Rule 59(e) affords a plaintiff relief from a judgment under limited circumstances:
First, the movant may demonstrate that the motion is necessary to correct manifest errors of law or fact upon which the judgment is based. Second, the motion may be granted so that the moving party may present newly discovered or previously unavailable evidence. Third, the motion will be granted if necessary to prevent manifest injustice. . . . Fourth, a Rule 59(e) motion may be justified by an intervening change in controlling law.
The Rule 59(e) motion may not be used to relitigate old matters, or to raise arguments, or present evidence that could have been raised prior to the entry of judgment. Also, amendment of the judgment will be denied if it would serve no useful purpose.
11 Charles Alan Wright et al., Federal Practice and Procedure § 2810.1 (2d ed. 1995) (footnotes omitted); see GenCorp, Inc. v.
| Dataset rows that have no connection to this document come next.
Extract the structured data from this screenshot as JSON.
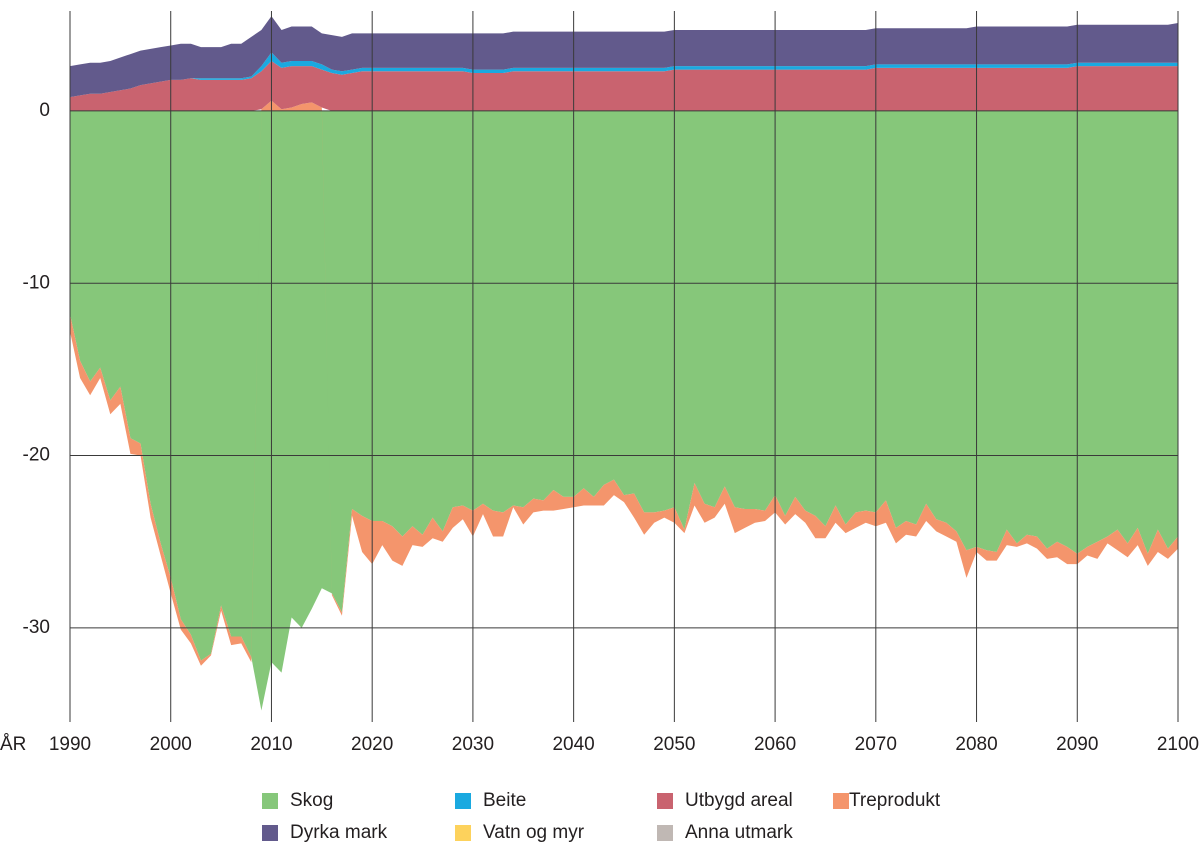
{
  "chart_data": {
    "type": "area",
    "stacked": true,
    "x_label": "ÅR",
    "x": [
      1990,
      1991,
      1992,
      1993,
      1994,
      1995,
      1996,
      1997,
      1998,
      1999,
      2000,
      2001,
      2002,
      2003,
      2004,
      2005,
      2006,
      2007,
      2008,
      2009,
      2010,
      2011,
      2012,
      2013,
      2014,
      2015,
      2016,
      2017,
      2018,
      2019,
      2020,
      2021,
      2022,
      2023,
      2024,
      2025,
      2026,
      2027,
      2028,
      2029,
      2030,
      2031,
      2032,
      2033,
      2034,
      2035,
      2036,
      2037,
      2038,
      2039,
      2040,
      2041,
      2042,
      2043,
      2044,
      2045,
      2046,
      2047,
      2048,
      2049,
      2050,
      2051,
      2052,
      2053,
      2054,
      2055,
      2056,
      2057,
      2058,
      2059,
      2060,
      2061,
      2062,
      2063,
      2064,
      2065,
      2066,
      2067,
      2068,
      2069,
      2070,
      2071,
      2072,
      2073,
      2074,
      2075,
      2076,
      2077,
      2078,
      2079,
      2080,
      2081,
      2082,
      2083,
      2084,
      2085,
      2086,
      2087,
      2088,
      2089,
      2090,
      2091,
      2092,
      2093,
      2094,
      2095,
      2096,
      2097,
      2098,
      2099,
      2100
    ],
    "series": [
      {
        "name": "Skog",
        "color": "#86c77a",
        "values": [
          -11.8,
          -14.5,
          -15.7,
          -14.9,
          -16.8,
          -16.0,
          -19.0,
          -19.3,
          -22.8,
          -25.1,
          -27.1,
          -29.5,
          -30.4,
          -31.9,
          -31.5,
          -28.7,
          -30.5,
          -30.5,
          -31.7,
          -34.8,
          -32.0,
          -32.6,
          -29.4,
          -30.0,
          -28.9,
          -27.7,
          -28.0,
          -29.1,
          -23.1,
          -23.5,
          -23.8,
          -23.8,
          -24.1,
          -24.7,
          -24.1,
          -24.6,
          -23.6,
          -24.4,
          -23.0,
          -22.9,
          -23.2,
          -22.8,
          -23.2,
          -23.3,
          -22.9,
          -23.0,
          -22.5,
          -22.6,
          -22.0,
          -22.4,
          -22.4,
          -21.9,
          -22.4,
          -21.7,
          -21.4,
          -22.3,
          -22.2,
          -23.3,
          -23.3,
          -23.2,
          -23.0,
          -24.3,
          -21.6,
          -22.8,
          -23.0,
          -21.8,
          -23.0,
          -23.1,
          -23.1,
          -23.2,
          -22.3,
          -23.5,
          -22.4,
          -23.2,
          -23.5,
          -24.1,
          -22.9,
          -24.0,
          -23.3,
          -23.2,
          -23.3,
          -22.6,
          -24.2,
          -23.8,
          -24.0,
          -22.8,
          -23.7,
          -23.9,
          -24.4,
          -25.5,
          -25.3,
          -25.5,
          -25.6,
          -24.3,
          -25.1,
          -24.6,
          -24.7,
          -25.4,
          -25.0,
          -25.3,
          -25.7,
          -25.3,
          -25.0,
          -24.7,
          -24.3,
          -25.1,
          -24.2,
          -25.7,
          -24.3,
          -25.4,
          -24.7
        ]
      },
      {
        "name": "Treprodukt",
        "color": "#f4956c",
        "values": [
          -1.0,
          -1.0,
          -0.8,
          -0.6,
          -0.8,
          -1.0,
          -0.9,
          -0.7,
          -0.8,
          -0.7,
          -0.9,
          -0.6,
          -0.5,
          -0.3,
          -0.1,
          -0.3,
          -0.5,
          -0.4,
          -0.3,
          0.1,
          0.6,
          0.1,
          0.2,
          0.4,
          0.5,
          0.2,
          -0.1,
          -0.2,
          -0.4,
          -2.1,
          -2.5,
          -1.4,
          -2.0,
          -1.7,
          -1.1,
          -0.7,
          -1.2,
          -0.6,
          -1.2,
          -0.8,
          -1.5,
          -0.6,
          -1.5,
          -1.4,
          -0.1,
          -1.0,
          -0.8,
          -0.6,
          -1.2,
          -0.7,
          -0.6,
          -1.0,
          -0.5,
          -1.2,
          -0.9,
          -0.4,
          -1.4,
          -1.3,
          -0.6,
          -0.4,
          -0.9,
          -0.2,
          -1.3,
          -1.1,
          -0.6,
          -1.0,
          -1.5,
          -1.1,
          -0.8,
          -0.6,
          -1.0,
          -0.5,
          -1.0,
          -0.7,
          -1.3,
          -0.7,
          -1.0,
          -0.5,
          -0.9,
          -0.7,
          -0.8,
          -1.3,
          -0.9,
          -0.8,
          -0.7,
          -1.0,
          -0.7,
          -0.8,
          -0.6,
          -1.6,
          -0.3,
          -0.6,
          -0.5,
          -0.9,
          -0.2,
          -0.5,
          -0.7,
          -0.6,
          -0.9,
          -1.0,
          -0.6,
          -0.5,
          -1.0,
          -0.4,
          -1.2,
          -0.8,
          -1.0,
          -0.7,
          -1.3,
          -0.6,
          -0.7
        ]
      },
      {
        "name": "Utbygd areal",
        "color": "#c9636f",
        "values": [
          0.8,
          0.9,
          1.0,
          1.0,
          1.1,
          1.2,
          1.3,
          1.5,
          1.6,
          1.7,
          1.8,
          1.8,
          1.9,
          1.8,
          1.8,
          1.8,
          1.8,
          1.8,
          1.9,
          2.2,
          2.3,
          2.4,
          2.4,
          2.2,
          2.1,
          2.2,
          2.2,
          2.1,
          2.2,
          2.3,
          2.3,
          2.3,
          2.3,
          2.3,
          2.3,
          2.3,
          2.3,
          2.3,
          2.3,
          2.3,
          2.2,
          2.2,
          2.2,
          2.2,
          2.3,
          2.3,
          2.3,
          2.3,
          2.3,
          2.3,
          2.3,
          2.3,
          2.3,
          2.3,
          2.3,
          2.3,
          2.3,
          2.3,
          2.3,
          2.3,
          2.4,
          2.4,
          2.4,
          2.4,
          2.4,
          2.4,
          2.4,
          2.4,
          2.4,
          2.4,
          2.4,
          2.4,
          2.4,
          2.4,
          2.4,
          2.4,
          2.4,
          2.4,
          2.4,
          2.4,
          2.5,
          2.5,
          2.5,
          2.5,
          2.5,
          2.5,
          2.5,
          2.5,
          2.5,
          2.5,
          2.5,
          2.5,
          2.5,
          2.5,
          2.5,
          2.5,
          2.5,
          2.5,
          2.5,
          2.5,
          2.6,
          2.6,
          2.6,
          2.6,
          2.6,
          2.6,
          2.6,
          2.6,
          2.6,
          2.6,
          2.6
        ]
      },
      {
        "name": "Beite",
        "color": "#1aa9e0",
        "values": [
          0,
          0,
          0,
          0,
          0,
          0,
          0,
          0,
          0,
          0,
          0,
          0,
          0,
          0.1,
          0.1,
          0.1,
          0.1,
          0.1,
          0.1,
          0.3,
          0.5,
          0.3,
          0.3,
          0.3,
          0.3,
          0.3,
          0.2,
          0.2,
          0.2,
          0.2,
          0.2,
          0.2,
          0.2,
          0.2,
          0.2,
          0.2,
          0.2,
          0.2,
          0.2,
          0.2,
          0.2,
          0.2,
          0.2,
          0.2,
          0.2,
          0.2,
          0.2,
          0.2,
          0.2,
          0.2,
          0.2,
          0.2,
          0.2,
          0.2,
          0.2,
          0.2,
          0.2,
          0.2,
          0.2,
          0.2,
          0.2,
          0.2,
          0.2,
          0.2,
          0.2,
          0.2,
          0.2,
          0.2,
          0.2,
          0.2,
          0.2,
          0.2,
          0.2,
          0.2,
          0.2,
          0.2,
          0.2,
          0.2,
          0.2,
          0.2,
          0.2,
          0.2,
          0.2,
          0.2,
          0.2,
          0.2,
          0.2,
          0.2,
          0.2,
          0.2,
          0.2,
          0.2,
          0.2,
          0.2,
          0.2,
          0.2,
          0.2,
          0.2,
          0.2,
          0.2,
          0.2,
          0.2,
          0.2,
          0.2,
          0.2,
          0.2,
          0.2,
          0.2,
          0.2,
          0.2,
          0.2
        ]
      },
      {
        "name": "Vatn og myr",
        "color": "#fdd25c",
        "values": [
          0,
          0,
          0,
          0,
          0,
          0,
          0,
          0,
          0,
          0,
          0,
          0,
          0,
          0,
          0,
          0,
          0,
          0,
          0,
          0,
          0,
          0,
          0,
          0,
          0,
          0,
          0,
          0,
          0,
          0,
          0,
          0,
          0,
          0,
          0,
          0,
          0,
          0,
          0,
          0,
          0,
          0,
          0,
          0,
          0,
          0,
          0,
          0,
          0,
          0,
          0,
          0,
          0,
          0,
          0,
          0,
          0,
          0,
          0,
          0,
          0,
          0,
          0,
          0,
          0,
          0,
          0,
          0,
          0,
          0,
          0,
          0,
          0,
          0,
          0,
          0,
          0,
          0,
          0,
          0,
          0,
          0,
          0,
          0,
          0,
          0,
          0,
          0,
          0,
          0,
          0,
          0,
          0,
          0,
          0,
          0,
          0,
          0,
          0,
          0,
          0,
          0,
          0,
          0,
          0,
          0,
          0,
          0,
          0,
          0,
          0
        ]
      },
      {
        "name": "Anna utmark",
        "color": "#c0b8b4",
        "values": [
          0,
          0,
          0,
          0,
          0,
          0,
          0,
          0,
          0,
          0,
          0,
          0,
          0,
          0,
          0,
          0,
          0,
          0,
          0,
          0,
          0,
          0,
          0,
          0,
          0,
          0,
          0,
          0,
          0,
          0,
          0,
          0,
          0,
          0,
          0,
          0,
          0,
          0,
          0,
          0,
          0,
          0,
          0,
          0,
          0,
          0,
          0,
          0,
          0,
          0,
          0,
          0,
          0,
          0,
          0,
          0,
          0,
          0,
          0,
          0,
          0,
          0,
          0,
          0,
          0,
          0,
          0,
          0,
          0,
          0,
          0,
          0,
          0,
          0,
          0,
          0,
          0,
          0,
          0,
          0,
          0,
          0,
          0,
          0,
          0,
          0,
          0,
          0,
          0,
          0,
          0,
          0,
          0,
          0,
          0,
          0,
          0,
          0,
          0,
          0,
          0,
          0,
          0,
          0,
          0,
          0,
          0,
          0,
          0,
          0,
          0
        ]
      },
      {
        "name": "Dyrka mark",
        "color": "#625a8c",
        "values": [
          1.8,
          1.8,
          1.8,
          1.8,
          1.8,
          1.9,
          2.0,
          2.0,
          2.0,
          2.0,
          2.0,
          2.1,
          2.0,
          1.8,
          1.8,
          1.8,
          2.0,
          2.0,
          2.3,
          2.1,
          2.1,
          1.9,
          2.0,
          2.0,
          2.0,
          1.8,
          2.0,
          2.0,
          2.1,
          2.0,
          2.0,
          2.0,
          2.0,
          2.0,
          2.0,
          2.0,
          2.0,
          2.0,
          2.0,
          2.0,
          2.1,
          2.1,
          2.1,
          2.1,
          2.1,
          2.1,
          2.1,
          2.1,
          2.1,
          2.1,
          2.1,
          2.1,
          2.1,
          2.1,
          2.1,
          2.1,
          2.1,
          2.1,
          2.1,
          2.1,
          2.1,
          2.1,
          2.1,
          2.1,
          2.1,
          2.1,
          2.1,
          2.1,
          2.1,
          2.1,
          2.1,
          2.1,
          2.1,
          2.1,
          2.1,
          2.1,
          2.1,
          2.1,
          2.1,
          2.1,
          2.1,
          2.1,
          2.1,
          2.1,
          2.1,
          2.1,
          2.1,
          2.1,
          2.1,
          2.1,
          2.2,
          2.2,
          2.2,
          2.2,
          2.2,
          2.2,
          2.2,
          2.2,
          2.2,
          2.2,
          2.2,
          2.2,
          2.2,
          2.2,
          2.2,
          2.2,
          2.2,
          2.2,
          2.2,
          2.2,
          2.3
        ]
      }
    ],
    "xlim": [
      1990,
      2100
    ],
    "xticks": [
      1990,
      2000,
      2010,
      2020,
      2030,
      2040,
      2050,
      2060,
      2070,
      2080,
      2090,
      2100
    ],
    "ylim": [
      -35,
      5.8
    ],
    "yticks": [
      -30,
      -20,
      -10,
      0
    ],
    "grid": true
  }
}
Am. Int'l Underwriters, 178 F.3d 804, 834 (6th Cir. 1999) (noting that Rule 59(e) motions may be granted if there is a clear error of law, newly discovered evidence, an intervening change in controlling law, or to prevent manifest injustice). The court should use its "informed discretion" in deciding whether to grant or deny a Rule 59(e) motion. See Huff v. Metro. Life Ins. Co., 675 F.2d 119, 122 (6th Cir. 1982).
Hosea requests relief from the court's grant of partial summary judgment on the grounds of manifest error of fact. In its order, the court found that Hosea had breached its contract with Thomas Betts by failing to provide insurance coverage in Mexico as well as the United States. Until filing its motion for reconsideration, Hosea has never disputed Thomas Betts' claim that it did not provide insurance coverage in Mexico. Instead, Hosea has argued that it did not breach the contract because the contract did not require that insurance coverage extend beyond the borders of the United States.
Now, one day before the trial is set to begin, Hosea for the first time claims that it did not breach the agreement because the coverage that it purchased did in fact extend to Mexico. This argument is not based on evidence or law not available to Hosea prior to the court's October 19 order. It could and should have been made in Hosea's initial response to Thomas Betts motion for summary judgment or in its response to Thomas Betts motion for reconsideration. Therefore, Hosea's motion for reconsideration is DENIED.